There are two domains that are commonly used when discussing signals: time domain and frequency domain.

To visualize a signal in the time domain, you draw linar amplitude of the signal vs. the linear time. This is called a waveform display, or just a wave display. For instance, if you plotted the value of each sample on a y axis vs the sample number on the x axis, you would have a waveform display.

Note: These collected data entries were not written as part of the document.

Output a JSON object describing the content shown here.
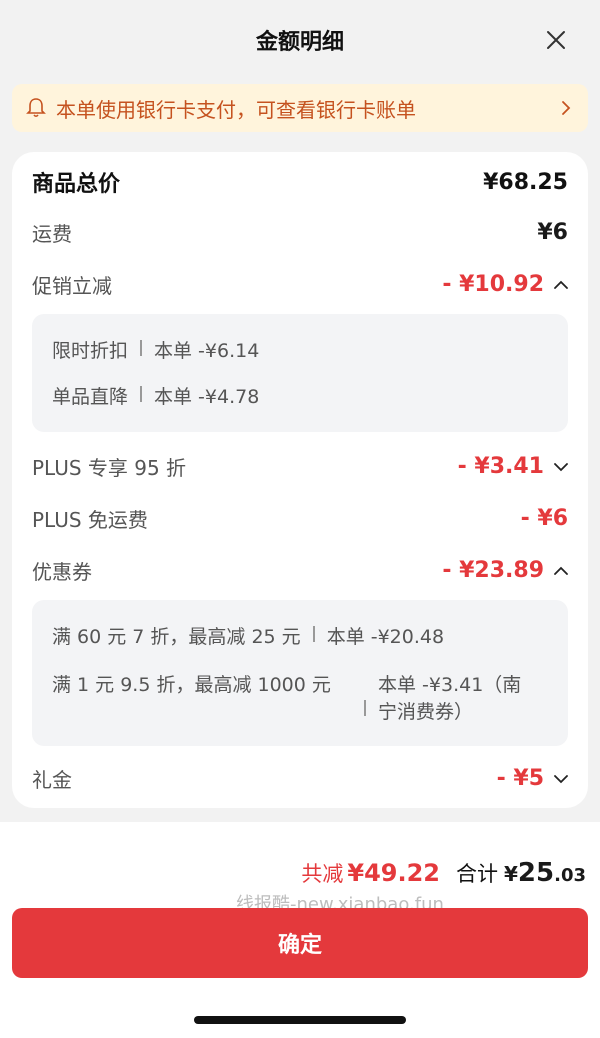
{
  "header": {
    "title": "金额明细"
  },
  "notice": {
    "text": "本单使用银行卡支付，可查看银行卡账单"
  },
  "breakdown": {
    "total": {
      "label": "商品总价",
      "value": "¥68.25"
    },
    "shipping": {
      "label": "运费",
      "value": "¥6"
    },
    "promo": {
      "label": "促销立减",
      "value": "- ¥10.92",
      "items": [
        {
          "name": "限时折扣",
          "amount": "本单 -¥6.14"
        },
        {
          "name": "单品直降",
          "amount": "本单 -¥4.78"
        }
      ]
    },
    "plus_discount": {
      "label": "PLUS 专享 95 折",
      "value": "- ¥3.41"
    },
    "plus_shipping": {
      "label": "PLUS 免运费",
      "value": "- ¥6"
    },
    "coupon": {
      "label": "优惠券",
      "value": "- ¥23.89",
      "items": [
        {
          "name": "满 60 元 7 折，最高减 25 元",
          "amount": "本单 -¥20.48"
        },
        {
          "name": "满 1 元 9.5 折，最高减 1000 元",
          "amount_line1": "本单 -¥3.41（南",
          "amount_line2": "宁消费券）"
        }
      ]
    },
    "gift": {
      "label": "礼金",
      "value": "- ¥5"
    }
  },
  "summary": {
    "saved_label": "共减",
    "saved_value": "¥49.22",
    "total_label": "合计",
    "total_yen": "¥",
    "total_int": "25",
    "total_dec": ".03"
  },
  "watermark": "线报酷-new.xianbao.fun",
  "confirm": {
    "label": "确定"
  },
  "colors": {
    "accent": "#e4393c",
    "notice_bg": "#fff4dc",
    "notice_text": "#c5521f"
  }
}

The other domain is the frequency domain, where you talk about the spectral content of the signal. One method to get frequency domain data is to apply an FFT over some amount of the time domain data. What you get out is a complex (real & imaginary, magnitude and phase) representation of the data spectrum from the lowest frequencies to the highest frequencies over that period of time (also called a "window"). Generally, a "spectrum" graph is a graph of the magnitude of the spectrum data vs. frequency. The magnitude is usually presented in decibels, so you need to take the log of the data before displaying it in order for it to look right. For audio, the phase is usually ignored since the human ear is deaf to almost all forms of phase distortion.

As for how the spectrum is calculated, it''s easiest to look at the DFT. If you multiply some signal that is a combination of sinusoids by a single sinusoid, it filters all other sinusoids except the one by which you''re multiplying from the signal. The reason for this is that
A*sin(n*f) * B*sin(m*f) = A*B*sin^2(n*f) if n=m, 0 otherwise.

The DFT filters your signal at each frequency multiple of some small frequency resolution, which gives you a representation of the signal as a sum of sinusoids. The FFT uses the parallelism within discrete data in sets that are a power of 2 to reduce the number of computations needed significantly, but still offering the same answer.